Марк Цицерон шлет привет проквестору Публию Сестию, сыну Луция.
1. Ко мне явился письмоводитель Деций и попросил меня постараться о том, чтобы тебя в настоящее время не сменяли. Хотя я и считал его честным человеком и твоим другом, однако, памятуя о том, что ты писал мне, я вообще не поверил этому благоразумному человеку, что твои желания так сильно изменились. Но после того как твоя Корнелия[142] посетила Теренцию, а я поговорил с Квинтом Корнелием, я постарался присутствовать в сенате, сколько бы раз он ни собирался, и приложил особенно много усилий к тому, чтобы заставить народного трибуна Квинта Фуфия и прочих, которым ты писал ранее, верить мне более, чем твоим письмам. Все дело вообще было отложено на январь, но успех был легким.

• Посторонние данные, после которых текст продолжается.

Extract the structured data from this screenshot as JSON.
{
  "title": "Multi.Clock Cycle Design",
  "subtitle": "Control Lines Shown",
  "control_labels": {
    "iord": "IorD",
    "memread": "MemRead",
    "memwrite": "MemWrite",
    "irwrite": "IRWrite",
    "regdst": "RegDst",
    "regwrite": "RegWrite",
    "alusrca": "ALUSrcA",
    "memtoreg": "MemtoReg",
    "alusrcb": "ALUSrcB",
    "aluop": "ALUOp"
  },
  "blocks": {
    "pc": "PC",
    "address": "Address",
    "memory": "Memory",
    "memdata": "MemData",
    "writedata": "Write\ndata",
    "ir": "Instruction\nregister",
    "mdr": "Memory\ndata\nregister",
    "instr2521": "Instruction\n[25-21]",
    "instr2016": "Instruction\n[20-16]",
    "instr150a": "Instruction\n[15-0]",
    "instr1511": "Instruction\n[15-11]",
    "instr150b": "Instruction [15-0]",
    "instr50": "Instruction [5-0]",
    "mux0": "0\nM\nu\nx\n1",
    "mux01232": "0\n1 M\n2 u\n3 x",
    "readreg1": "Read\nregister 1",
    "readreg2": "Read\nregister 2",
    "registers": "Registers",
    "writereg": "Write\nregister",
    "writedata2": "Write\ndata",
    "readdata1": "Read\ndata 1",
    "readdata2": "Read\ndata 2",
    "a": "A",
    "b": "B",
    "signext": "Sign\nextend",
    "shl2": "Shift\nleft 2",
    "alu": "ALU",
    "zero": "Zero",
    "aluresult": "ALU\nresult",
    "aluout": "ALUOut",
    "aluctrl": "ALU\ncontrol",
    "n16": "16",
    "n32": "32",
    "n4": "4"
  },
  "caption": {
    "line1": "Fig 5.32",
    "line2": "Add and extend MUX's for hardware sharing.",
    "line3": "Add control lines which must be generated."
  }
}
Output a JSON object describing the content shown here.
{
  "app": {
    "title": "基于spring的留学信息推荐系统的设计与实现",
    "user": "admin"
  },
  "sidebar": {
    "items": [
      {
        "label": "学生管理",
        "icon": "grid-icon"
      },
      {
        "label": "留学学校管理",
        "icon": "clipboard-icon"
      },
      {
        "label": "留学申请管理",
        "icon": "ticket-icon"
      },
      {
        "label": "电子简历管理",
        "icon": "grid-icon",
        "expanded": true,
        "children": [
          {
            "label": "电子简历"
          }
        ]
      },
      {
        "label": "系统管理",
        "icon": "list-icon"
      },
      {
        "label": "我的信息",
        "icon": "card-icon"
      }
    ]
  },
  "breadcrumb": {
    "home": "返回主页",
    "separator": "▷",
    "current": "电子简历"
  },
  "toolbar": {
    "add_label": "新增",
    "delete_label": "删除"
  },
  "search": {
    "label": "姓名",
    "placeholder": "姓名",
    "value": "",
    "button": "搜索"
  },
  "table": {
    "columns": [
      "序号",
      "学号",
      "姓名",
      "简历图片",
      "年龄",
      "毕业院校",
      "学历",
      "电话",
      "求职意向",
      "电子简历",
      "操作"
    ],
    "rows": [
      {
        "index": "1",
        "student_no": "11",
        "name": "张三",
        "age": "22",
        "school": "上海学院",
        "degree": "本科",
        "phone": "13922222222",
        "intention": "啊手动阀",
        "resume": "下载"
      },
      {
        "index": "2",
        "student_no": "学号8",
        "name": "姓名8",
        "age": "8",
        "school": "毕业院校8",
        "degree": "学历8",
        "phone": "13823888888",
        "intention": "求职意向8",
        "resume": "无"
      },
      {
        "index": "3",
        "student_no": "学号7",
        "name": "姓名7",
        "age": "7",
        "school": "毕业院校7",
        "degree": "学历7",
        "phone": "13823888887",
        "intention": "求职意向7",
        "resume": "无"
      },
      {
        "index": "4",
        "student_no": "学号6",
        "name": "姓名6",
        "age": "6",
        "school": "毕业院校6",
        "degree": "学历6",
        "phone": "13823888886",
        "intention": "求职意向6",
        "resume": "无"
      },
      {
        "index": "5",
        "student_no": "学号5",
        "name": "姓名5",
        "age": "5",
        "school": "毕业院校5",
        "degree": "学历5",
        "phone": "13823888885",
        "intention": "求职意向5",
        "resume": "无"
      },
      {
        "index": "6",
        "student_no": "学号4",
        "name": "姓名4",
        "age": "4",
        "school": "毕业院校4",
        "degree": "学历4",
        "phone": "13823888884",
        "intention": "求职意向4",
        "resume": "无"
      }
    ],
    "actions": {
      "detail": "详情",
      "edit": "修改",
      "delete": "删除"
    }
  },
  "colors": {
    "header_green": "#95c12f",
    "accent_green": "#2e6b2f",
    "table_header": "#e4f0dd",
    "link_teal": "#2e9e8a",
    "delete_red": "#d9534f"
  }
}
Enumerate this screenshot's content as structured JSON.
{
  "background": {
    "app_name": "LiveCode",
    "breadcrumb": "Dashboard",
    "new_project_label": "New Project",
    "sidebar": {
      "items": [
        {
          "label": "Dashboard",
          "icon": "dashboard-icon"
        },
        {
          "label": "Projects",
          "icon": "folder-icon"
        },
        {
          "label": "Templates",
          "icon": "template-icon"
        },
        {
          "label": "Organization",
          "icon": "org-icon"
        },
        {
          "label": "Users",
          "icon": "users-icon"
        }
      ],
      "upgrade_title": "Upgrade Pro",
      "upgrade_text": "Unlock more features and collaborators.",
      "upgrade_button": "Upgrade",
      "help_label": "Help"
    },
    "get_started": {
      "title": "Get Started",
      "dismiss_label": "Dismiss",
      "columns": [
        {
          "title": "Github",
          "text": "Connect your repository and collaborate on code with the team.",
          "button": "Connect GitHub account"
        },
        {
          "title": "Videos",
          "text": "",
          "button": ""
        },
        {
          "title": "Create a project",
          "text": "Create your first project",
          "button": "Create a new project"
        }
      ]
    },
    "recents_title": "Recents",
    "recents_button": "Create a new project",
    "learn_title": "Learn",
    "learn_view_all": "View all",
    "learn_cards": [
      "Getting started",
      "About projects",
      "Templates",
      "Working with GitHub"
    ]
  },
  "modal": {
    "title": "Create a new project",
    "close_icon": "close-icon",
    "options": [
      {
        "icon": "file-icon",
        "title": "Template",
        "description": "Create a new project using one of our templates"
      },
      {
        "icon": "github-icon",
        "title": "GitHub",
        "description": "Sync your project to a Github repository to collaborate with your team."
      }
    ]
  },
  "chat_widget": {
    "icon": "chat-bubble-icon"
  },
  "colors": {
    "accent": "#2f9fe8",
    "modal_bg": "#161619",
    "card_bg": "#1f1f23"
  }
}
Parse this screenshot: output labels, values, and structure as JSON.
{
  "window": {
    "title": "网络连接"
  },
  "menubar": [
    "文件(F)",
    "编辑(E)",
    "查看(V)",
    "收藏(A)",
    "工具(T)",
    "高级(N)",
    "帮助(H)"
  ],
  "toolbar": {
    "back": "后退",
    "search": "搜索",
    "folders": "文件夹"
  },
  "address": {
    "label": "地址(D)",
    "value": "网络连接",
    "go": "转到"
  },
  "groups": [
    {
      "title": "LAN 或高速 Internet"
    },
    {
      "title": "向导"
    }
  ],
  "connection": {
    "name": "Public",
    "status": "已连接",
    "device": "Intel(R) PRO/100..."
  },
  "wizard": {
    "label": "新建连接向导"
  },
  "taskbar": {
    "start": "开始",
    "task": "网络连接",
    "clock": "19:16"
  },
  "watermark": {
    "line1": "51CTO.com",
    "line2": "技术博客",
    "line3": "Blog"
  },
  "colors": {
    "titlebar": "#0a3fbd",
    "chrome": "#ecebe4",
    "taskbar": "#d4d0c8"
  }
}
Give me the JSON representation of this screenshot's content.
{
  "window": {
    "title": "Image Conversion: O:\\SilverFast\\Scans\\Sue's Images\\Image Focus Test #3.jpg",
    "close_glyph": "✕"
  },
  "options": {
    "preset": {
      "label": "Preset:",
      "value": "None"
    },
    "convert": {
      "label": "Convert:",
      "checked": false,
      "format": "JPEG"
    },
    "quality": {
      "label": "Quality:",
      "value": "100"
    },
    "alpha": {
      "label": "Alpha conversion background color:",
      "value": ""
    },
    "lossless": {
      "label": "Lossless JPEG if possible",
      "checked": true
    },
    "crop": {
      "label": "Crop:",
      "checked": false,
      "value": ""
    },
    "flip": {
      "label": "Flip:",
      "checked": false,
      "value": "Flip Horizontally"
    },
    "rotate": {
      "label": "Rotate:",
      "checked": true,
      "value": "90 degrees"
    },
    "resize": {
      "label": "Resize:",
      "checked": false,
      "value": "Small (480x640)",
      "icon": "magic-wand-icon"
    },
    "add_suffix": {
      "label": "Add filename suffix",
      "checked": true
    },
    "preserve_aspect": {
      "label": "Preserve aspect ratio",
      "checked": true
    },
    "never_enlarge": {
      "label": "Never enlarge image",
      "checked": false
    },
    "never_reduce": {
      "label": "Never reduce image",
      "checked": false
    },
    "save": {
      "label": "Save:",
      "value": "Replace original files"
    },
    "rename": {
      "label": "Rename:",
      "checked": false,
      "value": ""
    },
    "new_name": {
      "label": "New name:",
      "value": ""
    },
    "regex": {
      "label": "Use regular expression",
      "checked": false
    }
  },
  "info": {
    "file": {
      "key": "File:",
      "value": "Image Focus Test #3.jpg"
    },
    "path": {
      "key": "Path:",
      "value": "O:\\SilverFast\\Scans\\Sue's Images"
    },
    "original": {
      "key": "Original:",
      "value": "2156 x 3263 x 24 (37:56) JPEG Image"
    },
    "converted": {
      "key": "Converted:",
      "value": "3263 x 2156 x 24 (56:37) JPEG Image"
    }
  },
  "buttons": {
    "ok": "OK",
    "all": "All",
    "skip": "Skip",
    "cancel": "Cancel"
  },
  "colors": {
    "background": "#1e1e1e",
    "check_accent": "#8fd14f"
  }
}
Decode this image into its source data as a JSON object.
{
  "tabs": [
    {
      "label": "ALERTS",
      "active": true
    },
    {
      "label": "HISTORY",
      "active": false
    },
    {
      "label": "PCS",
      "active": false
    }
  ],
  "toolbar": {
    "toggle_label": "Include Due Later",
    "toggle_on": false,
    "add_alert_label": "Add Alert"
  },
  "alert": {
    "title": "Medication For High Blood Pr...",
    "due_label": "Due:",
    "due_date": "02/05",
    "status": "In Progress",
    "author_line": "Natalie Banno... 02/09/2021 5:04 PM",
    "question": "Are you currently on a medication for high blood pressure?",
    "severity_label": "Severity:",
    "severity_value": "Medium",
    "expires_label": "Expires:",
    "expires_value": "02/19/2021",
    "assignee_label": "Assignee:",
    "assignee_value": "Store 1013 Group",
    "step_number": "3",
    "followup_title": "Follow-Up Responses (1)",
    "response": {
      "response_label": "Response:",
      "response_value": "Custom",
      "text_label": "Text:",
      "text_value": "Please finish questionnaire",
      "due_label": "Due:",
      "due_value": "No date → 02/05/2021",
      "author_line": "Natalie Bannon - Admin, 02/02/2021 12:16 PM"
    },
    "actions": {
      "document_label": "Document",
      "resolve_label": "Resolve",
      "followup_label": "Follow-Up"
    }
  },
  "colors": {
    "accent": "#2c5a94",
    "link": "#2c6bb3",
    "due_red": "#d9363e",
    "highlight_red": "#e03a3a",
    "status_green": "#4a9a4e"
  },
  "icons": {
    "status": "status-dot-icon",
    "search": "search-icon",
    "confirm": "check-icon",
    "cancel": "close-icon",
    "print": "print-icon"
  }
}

2. В прежних письмах ты желал мне удачи в покупке дома у Красса. Ободренный твоими поздравлениями, я купил за 3500000 сестерциев тот самый дом через некоторое время после твоего поздравления. Должен сообщить тебе, что у меня вследствие этого столько долгов, что я жажду участвовать в заговоре[143], если бы только кто-нибудь принял меня. Но одни отвергают меня из ненависти и открыто ненавидят того, кто покарал заговорщиков, другие же не верят мне, боясь ловушки с моей стороны, и полагают, что тот, кто вызволил из затруднительного положения всех ростовщиков[144], не может нуждаться в деньгах. За половину[145] платы денег очень много, я же благодаря своей деятельности считаюсь надежным плательщиком.
3. Твой дом и все постройки я осмотрел и очень одобрил их. Хотя все и находят, что Антоний не выполнил своих обязанностей по отношению ко мне, я все-таки защищал его в сенате[146] со всей убедительностью и старанием и очень сильно повлиял на сенат своей речью и авторитетом. Пиши мне, пожалуйста, почаще.
[Att., I, 12]
Рим, 1 января 61 г.
1. Эта троянка[147] — поистине сама медлительность, да и Корнелий впоследствии не возвращался к Теренции. Полагаю, нужно прибегнуть к помощи Консидия, Акция и Селиция[148], ибо у Цецилия близкие не могут получить ни гроша дешевле, чем за одну сотую[149]. Возвращаясь однако к тому, с чего начал; я не видал никого, кто бы превзошел ее бесстыдством, хитростью, медлительностью. «Посылаю вольноотпущенника, Титу поручено». Отговорки и проволочки; но, может быть, случай, а не мы...[150], ибо посланцы Помпея сообщают мне, что он будет открыто настаивать на смещении Антония, и в то же время претор обратится к народу с предложением об этом. Дело это такого рода, что я, считаясь с мнением честных людей и народным, не смогу защищать этого человека без ущерба для своей чести, и у меня нет желания к этому, а это самое главное. Создалось положение, разобраться в котором всецело предоставляю тебе.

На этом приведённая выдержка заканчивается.